- Theatrical release poster
- Directed by: Athrav Arya
- Written by: Tabla Nani (dialogues)
- Screenplay by: Atharv Arya
- Story by: Atharv Arya
- Starring: Prem Tabla Nani; Manvitha Kamath; Vikas; Jeevitha Vasishta;
- Cinematography: R. D. Nagarjun
- Edited by: Vedhik Veera
- Music by: Akash Parva
- Production company: KRS Productions
- Distributed by: Casablanca Film Factory
- Release date: 12 April 2024;
- Country: India
- Language: Kannada

= Appa I Love You =

Appa I Love You is a 2024 Indian Kannada-language family drama film directed by Athrav Arya and starring Prem, Tabla Nani in the titular role, and Manvitha Kamath, Vikas and Jeevitha Vasishta.

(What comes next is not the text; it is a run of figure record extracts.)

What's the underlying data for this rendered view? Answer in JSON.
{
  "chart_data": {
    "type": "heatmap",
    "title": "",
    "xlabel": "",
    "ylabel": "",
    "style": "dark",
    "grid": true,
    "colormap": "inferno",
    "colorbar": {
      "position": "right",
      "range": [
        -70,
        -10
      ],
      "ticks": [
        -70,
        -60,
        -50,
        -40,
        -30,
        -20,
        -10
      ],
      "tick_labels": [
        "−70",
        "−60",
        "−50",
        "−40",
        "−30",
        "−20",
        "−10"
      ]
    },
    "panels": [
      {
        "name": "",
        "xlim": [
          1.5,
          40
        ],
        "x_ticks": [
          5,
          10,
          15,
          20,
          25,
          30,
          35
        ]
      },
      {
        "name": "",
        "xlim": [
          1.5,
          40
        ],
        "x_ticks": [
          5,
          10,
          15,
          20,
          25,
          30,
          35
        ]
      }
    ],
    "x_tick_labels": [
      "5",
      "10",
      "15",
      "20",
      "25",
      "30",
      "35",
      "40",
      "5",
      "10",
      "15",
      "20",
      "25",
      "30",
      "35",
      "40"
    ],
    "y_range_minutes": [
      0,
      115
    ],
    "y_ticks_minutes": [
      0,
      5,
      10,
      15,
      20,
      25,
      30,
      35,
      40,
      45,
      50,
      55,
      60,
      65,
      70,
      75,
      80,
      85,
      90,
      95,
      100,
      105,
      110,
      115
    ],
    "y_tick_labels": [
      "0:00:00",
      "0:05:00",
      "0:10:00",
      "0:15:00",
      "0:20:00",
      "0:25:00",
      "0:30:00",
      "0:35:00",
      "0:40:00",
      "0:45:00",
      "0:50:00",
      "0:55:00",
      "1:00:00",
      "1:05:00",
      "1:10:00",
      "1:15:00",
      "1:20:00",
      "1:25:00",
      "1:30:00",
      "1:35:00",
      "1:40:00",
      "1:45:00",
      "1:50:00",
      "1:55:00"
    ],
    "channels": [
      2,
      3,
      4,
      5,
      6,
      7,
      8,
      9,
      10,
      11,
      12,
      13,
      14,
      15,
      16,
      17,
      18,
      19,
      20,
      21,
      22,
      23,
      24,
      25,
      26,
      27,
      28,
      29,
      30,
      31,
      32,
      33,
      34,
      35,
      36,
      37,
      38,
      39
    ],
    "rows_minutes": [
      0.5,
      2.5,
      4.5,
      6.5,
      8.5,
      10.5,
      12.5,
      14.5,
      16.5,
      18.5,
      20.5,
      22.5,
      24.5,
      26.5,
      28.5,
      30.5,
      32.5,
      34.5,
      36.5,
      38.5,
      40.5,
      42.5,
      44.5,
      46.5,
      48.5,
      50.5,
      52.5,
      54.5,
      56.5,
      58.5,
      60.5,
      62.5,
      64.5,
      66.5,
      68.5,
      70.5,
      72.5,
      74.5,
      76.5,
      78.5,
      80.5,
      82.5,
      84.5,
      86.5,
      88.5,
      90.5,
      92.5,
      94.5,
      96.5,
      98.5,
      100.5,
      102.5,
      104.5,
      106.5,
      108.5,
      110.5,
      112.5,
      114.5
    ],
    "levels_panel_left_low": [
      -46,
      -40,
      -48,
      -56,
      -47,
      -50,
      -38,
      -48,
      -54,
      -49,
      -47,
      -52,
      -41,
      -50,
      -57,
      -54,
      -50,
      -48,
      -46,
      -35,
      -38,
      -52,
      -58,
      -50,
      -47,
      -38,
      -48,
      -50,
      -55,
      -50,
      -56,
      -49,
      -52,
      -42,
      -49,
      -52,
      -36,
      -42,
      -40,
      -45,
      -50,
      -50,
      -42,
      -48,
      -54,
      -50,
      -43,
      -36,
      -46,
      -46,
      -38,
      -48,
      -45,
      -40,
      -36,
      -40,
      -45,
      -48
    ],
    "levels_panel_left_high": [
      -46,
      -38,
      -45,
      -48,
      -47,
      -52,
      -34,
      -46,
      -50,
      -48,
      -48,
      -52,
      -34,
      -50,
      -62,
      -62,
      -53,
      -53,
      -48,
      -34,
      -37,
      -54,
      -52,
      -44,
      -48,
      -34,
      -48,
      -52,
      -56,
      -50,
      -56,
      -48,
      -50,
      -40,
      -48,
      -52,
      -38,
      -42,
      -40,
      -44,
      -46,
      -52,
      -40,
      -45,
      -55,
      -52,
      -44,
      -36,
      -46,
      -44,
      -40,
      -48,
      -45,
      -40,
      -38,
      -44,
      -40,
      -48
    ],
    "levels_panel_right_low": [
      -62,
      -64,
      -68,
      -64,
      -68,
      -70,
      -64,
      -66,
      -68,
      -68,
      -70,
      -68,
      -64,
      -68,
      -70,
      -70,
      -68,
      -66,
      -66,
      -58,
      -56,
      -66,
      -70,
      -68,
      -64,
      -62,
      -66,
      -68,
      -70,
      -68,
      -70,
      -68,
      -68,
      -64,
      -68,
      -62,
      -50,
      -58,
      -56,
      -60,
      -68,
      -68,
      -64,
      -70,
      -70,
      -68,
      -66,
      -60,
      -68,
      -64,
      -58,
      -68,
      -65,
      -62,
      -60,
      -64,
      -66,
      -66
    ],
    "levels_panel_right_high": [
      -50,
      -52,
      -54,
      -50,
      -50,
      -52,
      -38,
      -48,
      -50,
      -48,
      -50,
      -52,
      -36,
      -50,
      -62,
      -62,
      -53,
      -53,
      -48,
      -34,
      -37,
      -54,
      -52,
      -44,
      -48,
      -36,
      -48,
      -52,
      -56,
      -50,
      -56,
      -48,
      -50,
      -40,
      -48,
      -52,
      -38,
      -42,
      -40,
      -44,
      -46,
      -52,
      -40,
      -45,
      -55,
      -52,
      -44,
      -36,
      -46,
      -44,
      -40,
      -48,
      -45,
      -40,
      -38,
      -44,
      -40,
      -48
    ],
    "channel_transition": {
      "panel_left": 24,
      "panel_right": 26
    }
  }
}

The film's title is named after a song in Chowka (2017). The film was theatrically released on 12 April 2024 and received mixed-to-negative reviews.

== Plot ==
It delves into the heart-wrenching narrative of parental trust shattered by betrayal. This emotionally charged drama shines light on a father's unwavering faith in his son, which unfortunately leads to a harrowing journey into homelessness and despair.

== Release ==
The film was released theatrically on 12 April 2024. Casablanca Film Factory handled the digital distribution, with the film beginning to stream on Amazon Prime Video from 27 December 2025.

== Reception ==
Sujay B M from Deccan Herald rated 2 out of 5 stars and wrote that "With repackaged content and crude execution, one has little to lose by skipping the film". Vinay Lokesh from The Times of India rated the film two-and-a-half out of five stars and wrote that "Director Atharv Arya tackles a relevant subject, but the treatment remains mediocre. Tabla Nani shines in his role as Dharmanna, while Prem and Manvitha deliver commendable performances within their limited screen time". A Sharadhaa from Cinema Express gave the film the same rating and wrote that "Appa I Love You is a film that might prompt a few to reconsider their approach with their parents and in-laws, especially regarding adoption. However, the film could have benefitted from a fresh approach". A critic from Times Now rated the film two out of five stars and wrote that "Despite its strong message at the end, Appa I Love You emerges as a drama that struggles to retain your interest in it".